Humiliation, exclusion, harassment and unwanted sexual advances.
New research has found adult employees are increasingly finding themselves struggling at work and are victims of cruel and juvenile taunts that were once exclusively reserved for the school yard.However, is workplace bullying on the rise, or has there been a shift in culture to where it is no longer tolerated? With employees more confident to report abuse.
Government body, Safe Work Australia, has released a report that found one in ten employees claim they have been bullied at work, either by a boss, colleague or customer.
The research also found employees believe that it is not co-workers, but supervisors who commit majority of the bullying.
Alarmingly, instances of isolated conflict are even more prevalent, with one in three employees saying they have been verbally berated, while another one in four have said to have been publicly humiliated.
One in five also report to have been physically assaulted by a customer, client or in the medical industry, a patient.
Safe Work Australia found that bullying is most likely to occur in the power and water supply sectors or the transport and mining industries.
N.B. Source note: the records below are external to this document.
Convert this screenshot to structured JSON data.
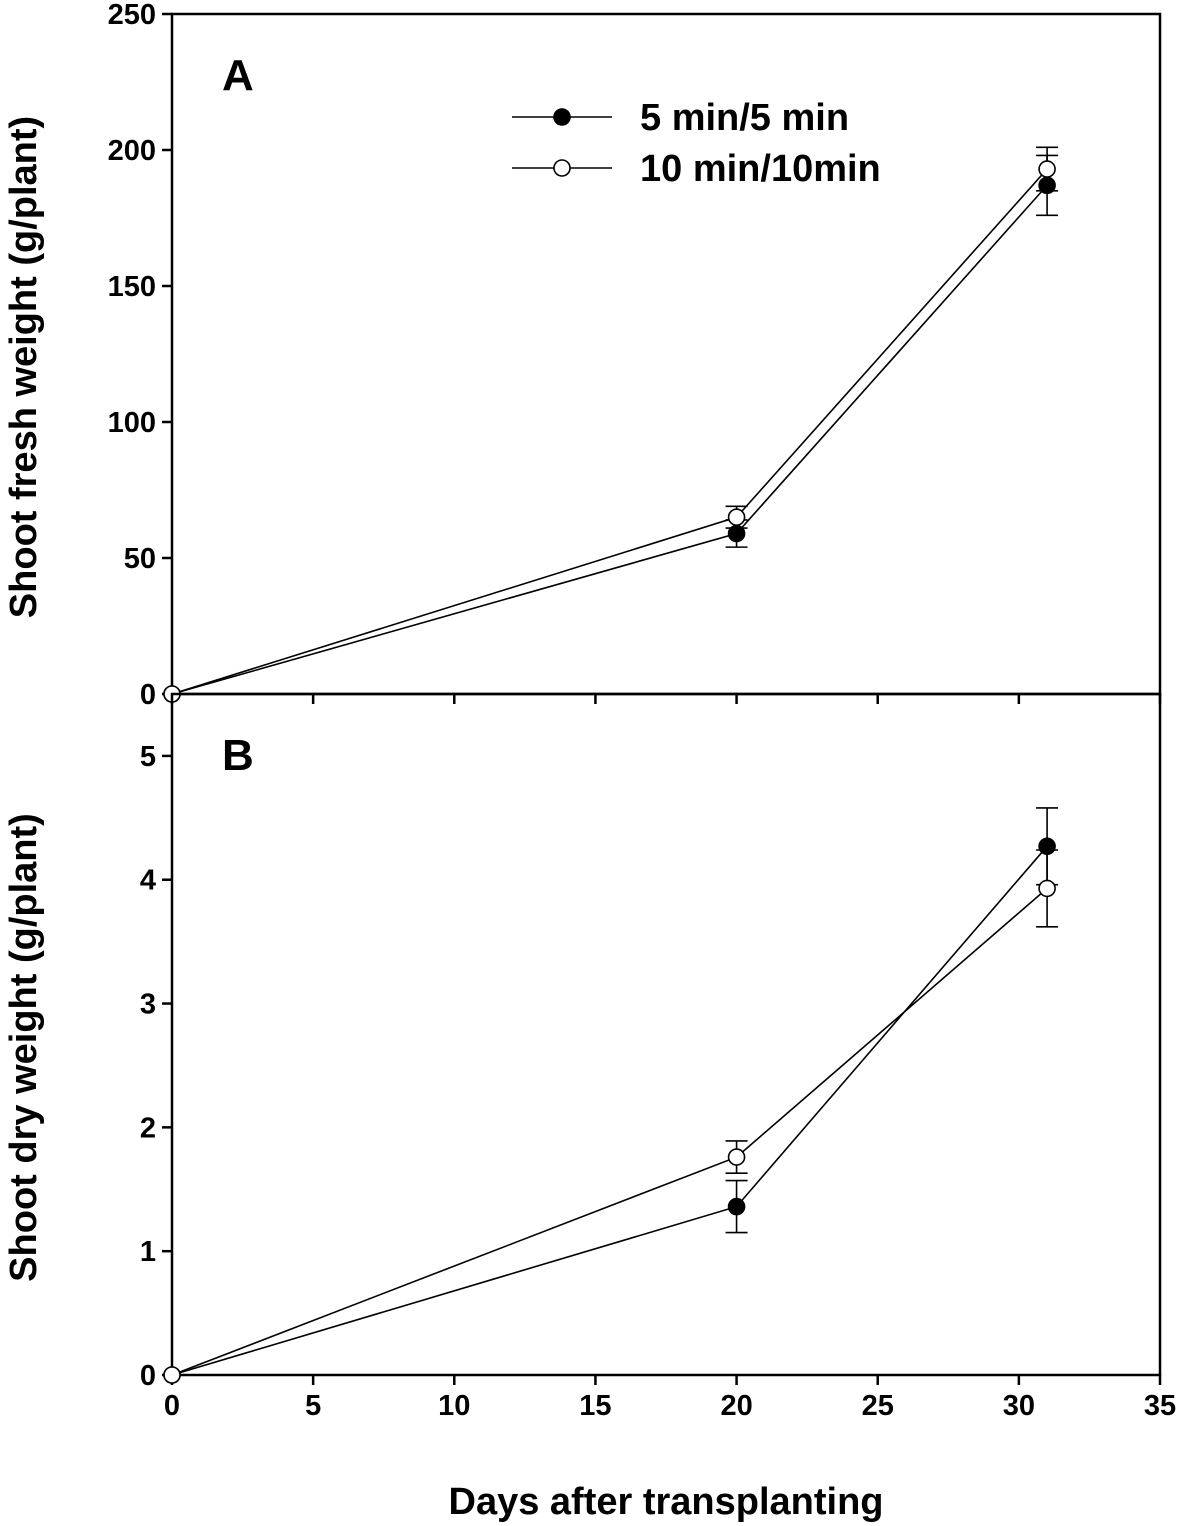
{
  "chart_data": [
    {
      "type": "line",
      "panel_label": "A",
      "ylabel": "Shoot fresh weight (g/plant)",
      "ylim": [
        0,
        250
      ],
      "yticks": [
        "0",
        "50",
        "100",
        "150",
        "200",
        "250"
      ],
      "xlim": [
        0,
        35
      ],
      "grid": false,
      "legend": {
        "placement": "top-center",
        "entries": [
          "5 min/5 min",
          "10 min/10min"
        ]
      },
      "series": [
        {
          "name": "5 min/5 min",
          "marker": "filled-circle",
          "x": [
            0,
            20,
            31
          ],
          "y": [
            0,
            59,
            187
          ],
          "error": [
            0,
            5,
            11
          ]
        },
        {
          "name": "10 min/10min",
          "marker": "open-circle",
          "x": [
            0,
            20,
            31
          ],
          "y": [
            0,
            65,
            193
          ],
          "error": [
            0,
            4,
            8
          ]
        }
      ]
    },
    {
      "type": "line",
      "panel_label": "B",
      "ylabel": "Shoot dry weight (g/plant)",
      "xlabel": "Days after transplanting",
      "ylim": [
        0,
        5.5
      ],
      "yticks": [
        "0",
        "1",
        "2",
        "3",
        "4",
        "5"
      ],
      "xlim": [
        0,
        35
      ],
      "xticks": [
        "0",
        "5",
        "10",
        "15",
        "20",
        "25",
        "30",
        "35"
      ],
      "grid": false,
      "series": [
        {
          "name": "5 min/5 min",
          "marker": "filled-circle",
          "x": [
            0,
            20,
            31
          ],
          "y": [
            0,
            1.36,
            4.27
          ],
          "error": [
            0,
            0.21,
            0.31
          ]
        },
        {
          "name": "10 min/10min",
          "marker": "open-circle",
          "x": [
            0,
            20,
            31
          ],
          "y": [
            0,
            1.76,
            3.93
          ],
          "error": [
            0,
            0.13,
            0.31
          ]
        }
      ]
    }
  ]
}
It is also women who are more likely to be physically assaulted or sexually harassed.
On the other hand men are subject to being sworn at or racially abused.
And the implications of such bullying don’t come cheap.
These heartless acts are costing us $36 billion a year in healthcare and lost business productivity, according to the report.
Meanwhile a number of women have spoken out about what it feels like when a customer crosses the line.
Fairfax spoke to about 20 women who work across a range of industries including hospitality, retail, education and health.
Many women confessed to verbal or physical harassment and in some cases rape and stalking incidents also occurred.
Many employees believe putting up with such events is “just part of the job” however many are unaware that a change to the Sex Discrimination Act has made it illegal for customers to sexually harass employees.
However the lack of campaigns to protect staff against these acts has many fuming.
“If we were seeing those sorts of injury rates for a piece of machinery, you’d expect to see ads on TV, there would be approved training, there’d be prosecutions,” workplace relations and discrimination lawyer Lisa Heap argued.
“You’d have to conclude it’s entrenched sexism in regulating authorities.”
Any unwelcome sexual behaviour which makes a person feel humiliated, offended or intimated falls under the new law.